Se ci è consentito di essere un po' ironici, dovremmo dire che la causa di tanto silenzio sarà forse stata anche una rimozione voluta da parte di coloro che sulla guerra al terrorismo non sanno più che pesci pigliare, ma anche la pretesa di fare una conferenza internazionale "per una pace giusta" non ha certo aiutato. Una simile impostazione ha certamente tenuto lontani quelli che non potevano dare credito a un'iniziativa che non aveva le basi per essere una conferenza internazionale che aprisse prospettive di qualche tipo, mentre la sinistra anti-war si è interrogata sull'utilità di discutere di "pace giusta" e non di lotta contro gli invasori dell'Iraq.

Non vogliamo certamente accusare Iraq Libero di non volere parlare della resistenza irachena, che è stata la bandiera di tutta la sua attività. Ciò che si intende dire è che un comitato italiano a sostegno della resistenza irachena non ha la credibilità di proporre conferenze di pace, che attengono alle forze in campo e ai protagonisti effettivi dello scontro. Un comitato italiano può proporre solo momenti di valorizzazione e di sostegno alla resistenza, o meglio alle resistenze, dal momento che, oltre che di Iraq si parlava di Libano, Palestina e Afganistan.

Qualcuno potrebbe dire che già nell'incontro internazionale dell'ottobre 2005 a Roma, indetto sempre da Iraq Libero e di fatto impedito dal governo americano e da quello italiano, si era parlato di 'pace giusta' e nessuno aveva avuto modo di criticarne l'impostazione. Non che la cosa non fosse stata notata, ma le circostanze erano molto diverse. Quando fu convocata quella riunione a Roma eravamo a ridosso di avvenimenti come l'operazione di polizia contro il Campo Antimperialista, in piena campagna mediatica di destra contro i collegamenti 'terroristici' con la resistenza, e con l'opposizione diella sinistra imperialista ad ogni discorso di resistenza all'invasione. In quelle circostanze molti compagni, tra cui noi, hanno riuitenuto utile valorizzare un lavoro che serviva a rompere con l'operazione propagandistica sul 'terrorismo' da parte dei fautori della guerra, in cui - è bene ricordarlo - era coinvolta anche molta della sinistra italiana. La partecipazione di tutta la sinistra anti-war all'assemblea di fine 2005 dimostrò che il lavoro svolto a sostegno della resistenza aveva sortito il suo effetto e che i demonizzatori del 'terrorismo' erano sulla difensiva.

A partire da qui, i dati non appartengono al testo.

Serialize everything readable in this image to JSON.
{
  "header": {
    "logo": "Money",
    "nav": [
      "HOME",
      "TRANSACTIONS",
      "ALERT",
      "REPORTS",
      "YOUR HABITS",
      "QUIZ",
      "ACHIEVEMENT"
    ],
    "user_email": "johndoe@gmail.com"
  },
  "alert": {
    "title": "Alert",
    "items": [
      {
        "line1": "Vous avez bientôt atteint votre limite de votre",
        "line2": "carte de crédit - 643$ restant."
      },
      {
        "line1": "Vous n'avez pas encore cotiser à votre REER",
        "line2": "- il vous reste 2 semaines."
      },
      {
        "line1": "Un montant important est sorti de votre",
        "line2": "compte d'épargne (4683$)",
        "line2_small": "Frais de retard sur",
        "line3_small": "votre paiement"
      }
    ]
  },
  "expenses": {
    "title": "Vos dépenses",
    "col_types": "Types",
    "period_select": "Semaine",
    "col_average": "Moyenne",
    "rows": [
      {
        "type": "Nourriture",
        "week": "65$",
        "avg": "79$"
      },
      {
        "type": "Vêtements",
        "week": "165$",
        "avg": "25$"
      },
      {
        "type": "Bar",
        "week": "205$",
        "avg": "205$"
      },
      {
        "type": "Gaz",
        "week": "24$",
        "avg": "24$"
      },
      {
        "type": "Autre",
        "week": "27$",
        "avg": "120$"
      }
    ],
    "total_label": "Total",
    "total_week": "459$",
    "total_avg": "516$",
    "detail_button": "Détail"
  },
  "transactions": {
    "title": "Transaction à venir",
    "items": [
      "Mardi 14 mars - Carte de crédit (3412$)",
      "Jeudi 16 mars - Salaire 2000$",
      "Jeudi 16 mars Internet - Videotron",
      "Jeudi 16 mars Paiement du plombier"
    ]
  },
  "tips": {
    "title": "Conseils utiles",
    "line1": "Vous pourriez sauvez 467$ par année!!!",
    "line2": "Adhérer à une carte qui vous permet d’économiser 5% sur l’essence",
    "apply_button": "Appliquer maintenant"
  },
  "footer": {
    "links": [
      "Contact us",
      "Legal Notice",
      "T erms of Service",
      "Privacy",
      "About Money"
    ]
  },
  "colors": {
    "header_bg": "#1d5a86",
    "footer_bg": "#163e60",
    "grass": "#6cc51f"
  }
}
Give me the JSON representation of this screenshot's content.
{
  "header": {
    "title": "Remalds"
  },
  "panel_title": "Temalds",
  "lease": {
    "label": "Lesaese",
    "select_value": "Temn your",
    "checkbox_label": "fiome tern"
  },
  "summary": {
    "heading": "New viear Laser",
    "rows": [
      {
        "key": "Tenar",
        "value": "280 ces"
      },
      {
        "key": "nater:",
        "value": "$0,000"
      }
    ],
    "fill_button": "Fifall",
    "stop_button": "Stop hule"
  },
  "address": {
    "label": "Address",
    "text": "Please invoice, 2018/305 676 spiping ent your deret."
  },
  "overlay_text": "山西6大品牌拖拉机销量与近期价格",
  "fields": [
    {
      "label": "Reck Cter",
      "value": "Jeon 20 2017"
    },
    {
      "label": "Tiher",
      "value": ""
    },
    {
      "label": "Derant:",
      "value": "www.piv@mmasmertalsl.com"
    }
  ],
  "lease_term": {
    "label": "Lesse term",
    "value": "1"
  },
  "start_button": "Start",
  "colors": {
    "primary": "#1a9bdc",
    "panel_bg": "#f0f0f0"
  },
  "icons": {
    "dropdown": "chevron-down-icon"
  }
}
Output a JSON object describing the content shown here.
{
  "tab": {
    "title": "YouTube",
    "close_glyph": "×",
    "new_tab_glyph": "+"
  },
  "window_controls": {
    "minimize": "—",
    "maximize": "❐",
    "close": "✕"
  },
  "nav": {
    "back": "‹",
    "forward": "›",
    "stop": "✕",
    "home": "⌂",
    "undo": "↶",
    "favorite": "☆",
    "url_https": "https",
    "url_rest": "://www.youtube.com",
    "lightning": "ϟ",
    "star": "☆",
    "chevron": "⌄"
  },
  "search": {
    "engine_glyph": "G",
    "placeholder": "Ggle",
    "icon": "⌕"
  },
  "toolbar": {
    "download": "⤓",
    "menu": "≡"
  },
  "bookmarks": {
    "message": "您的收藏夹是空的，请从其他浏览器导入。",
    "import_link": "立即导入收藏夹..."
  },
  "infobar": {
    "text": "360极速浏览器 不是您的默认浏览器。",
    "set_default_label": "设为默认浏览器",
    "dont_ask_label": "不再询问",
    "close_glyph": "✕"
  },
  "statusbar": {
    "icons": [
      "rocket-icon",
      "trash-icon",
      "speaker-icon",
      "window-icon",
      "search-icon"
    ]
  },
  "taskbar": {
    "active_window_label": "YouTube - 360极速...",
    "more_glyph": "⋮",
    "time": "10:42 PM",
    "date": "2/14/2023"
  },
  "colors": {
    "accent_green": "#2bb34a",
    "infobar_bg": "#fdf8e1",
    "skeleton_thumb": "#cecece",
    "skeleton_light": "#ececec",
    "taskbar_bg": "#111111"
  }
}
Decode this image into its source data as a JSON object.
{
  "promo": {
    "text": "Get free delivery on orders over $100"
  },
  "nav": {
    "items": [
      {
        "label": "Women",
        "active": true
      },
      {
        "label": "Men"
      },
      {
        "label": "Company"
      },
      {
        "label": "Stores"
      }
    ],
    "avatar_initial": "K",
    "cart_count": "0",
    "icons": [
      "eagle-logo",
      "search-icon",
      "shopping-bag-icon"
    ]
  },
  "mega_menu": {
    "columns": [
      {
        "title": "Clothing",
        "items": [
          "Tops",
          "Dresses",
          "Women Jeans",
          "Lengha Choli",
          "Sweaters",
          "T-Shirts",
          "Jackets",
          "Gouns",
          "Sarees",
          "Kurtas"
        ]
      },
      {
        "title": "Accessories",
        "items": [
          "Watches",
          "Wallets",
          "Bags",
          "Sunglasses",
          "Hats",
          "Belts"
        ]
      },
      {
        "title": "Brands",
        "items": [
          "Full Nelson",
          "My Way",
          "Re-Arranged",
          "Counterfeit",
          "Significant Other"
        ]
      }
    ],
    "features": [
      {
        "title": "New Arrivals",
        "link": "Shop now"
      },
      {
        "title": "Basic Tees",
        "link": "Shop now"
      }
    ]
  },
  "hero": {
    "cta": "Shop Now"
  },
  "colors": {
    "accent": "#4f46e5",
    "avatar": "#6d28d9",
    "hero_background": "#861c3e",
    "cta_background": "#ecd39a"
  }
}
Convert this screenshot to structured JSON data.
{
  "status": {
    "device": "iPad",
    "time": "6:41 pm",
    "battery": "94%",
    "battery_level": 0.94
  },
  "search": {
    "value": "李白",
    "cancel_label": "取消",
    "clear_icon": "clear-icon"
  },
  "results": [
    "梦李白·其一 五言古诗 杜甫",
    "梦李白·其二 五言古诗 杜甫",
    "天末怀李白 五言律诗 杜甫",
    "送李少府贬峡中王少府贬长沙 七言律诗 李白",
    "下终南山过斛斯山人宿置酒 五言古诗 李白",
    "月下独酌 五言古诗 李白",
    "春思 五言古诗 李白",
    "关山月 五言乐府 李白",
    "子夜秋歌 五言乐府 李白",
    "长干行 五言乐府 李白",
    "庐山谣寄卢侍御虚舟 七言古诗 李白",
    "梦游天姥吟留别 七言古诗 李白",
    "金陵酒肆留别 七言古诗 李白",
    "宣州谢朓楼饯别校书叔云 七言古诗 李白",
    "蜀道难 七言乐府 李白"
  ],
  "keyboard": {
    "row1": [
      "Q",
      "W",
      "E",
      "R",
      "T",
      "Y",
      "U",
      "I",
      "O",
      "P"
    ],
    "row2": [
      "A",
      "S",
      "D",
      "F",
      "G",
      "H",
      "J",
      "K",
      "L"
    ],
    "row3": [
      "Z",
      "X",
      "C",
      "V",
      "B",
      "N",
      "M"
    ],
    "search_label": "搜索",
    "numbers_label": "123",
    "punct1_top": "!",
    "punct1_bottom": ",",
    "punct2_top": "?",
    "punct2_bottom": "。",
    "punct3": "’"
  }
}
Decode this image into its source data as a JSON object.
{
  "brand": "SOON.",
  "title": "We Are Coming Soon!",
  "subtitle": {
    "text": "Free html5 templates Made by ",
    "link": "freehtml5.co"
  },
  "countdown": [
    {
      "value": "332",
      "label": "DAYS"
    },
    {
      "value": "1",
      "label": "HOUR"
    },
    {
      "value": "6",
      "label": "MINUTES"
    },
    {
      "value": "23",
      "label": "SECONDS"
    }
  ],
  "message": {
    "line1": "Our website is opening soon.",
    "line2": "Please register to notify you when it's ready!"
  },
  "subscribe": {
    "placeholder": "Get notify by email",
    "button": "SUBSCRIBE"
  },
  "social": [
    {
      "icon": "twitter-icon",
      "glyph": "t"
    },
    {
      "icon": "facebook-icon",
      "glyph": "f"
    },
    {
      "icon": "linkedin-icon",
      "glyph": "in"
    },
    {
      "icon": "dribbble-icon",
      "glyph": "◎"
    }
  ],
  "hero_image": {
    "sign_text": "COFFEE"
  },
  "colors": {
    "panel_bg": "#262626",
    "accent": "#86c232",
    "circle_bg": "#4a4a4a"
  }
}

I guai sono venuti dopo, in quanto i fondatori di Iraq Libero hanno creduto opportuno far emergere quei soliti difetti che sono tipici dei gruppetti post-sessantotteschi, che utilizzano i fatti veri per scopi di protagonismo di parte, cioè le solite miserie. Così si finisce puntualmente nella logica che non fa fare un passo avanti sulla strada di rendere più efficace la partecipazione alla lotta antimperialista. L'impostazione dell'ultima manifestazione di Vicenza deve pure insegnare qualcosa.

Inutile dunque che, dopo Chianciano, Iraq Libero lamenti che la 'sinistra per bene' si è tenuta lontana e che c'è la congiura del silenzio. L'interesse è direttamente proporzionale all'effetto politico delle iniziative, anche quando la pubblicità si può presentare solo in negativo, sotto le vesti di quotidiani come "Libero". Si dirà ancora: ma a Chianciano c'erano più di 200 persone. La questione però non sta in questi numeri, ma nei passaggi politici di una proposta. Ed evidentemente questi passaggi non si sono visti. Un dibattito o una conferenza spesso sono la panacea per l'impotenza politica e un fattore di esclusiva voglia di protagonismo.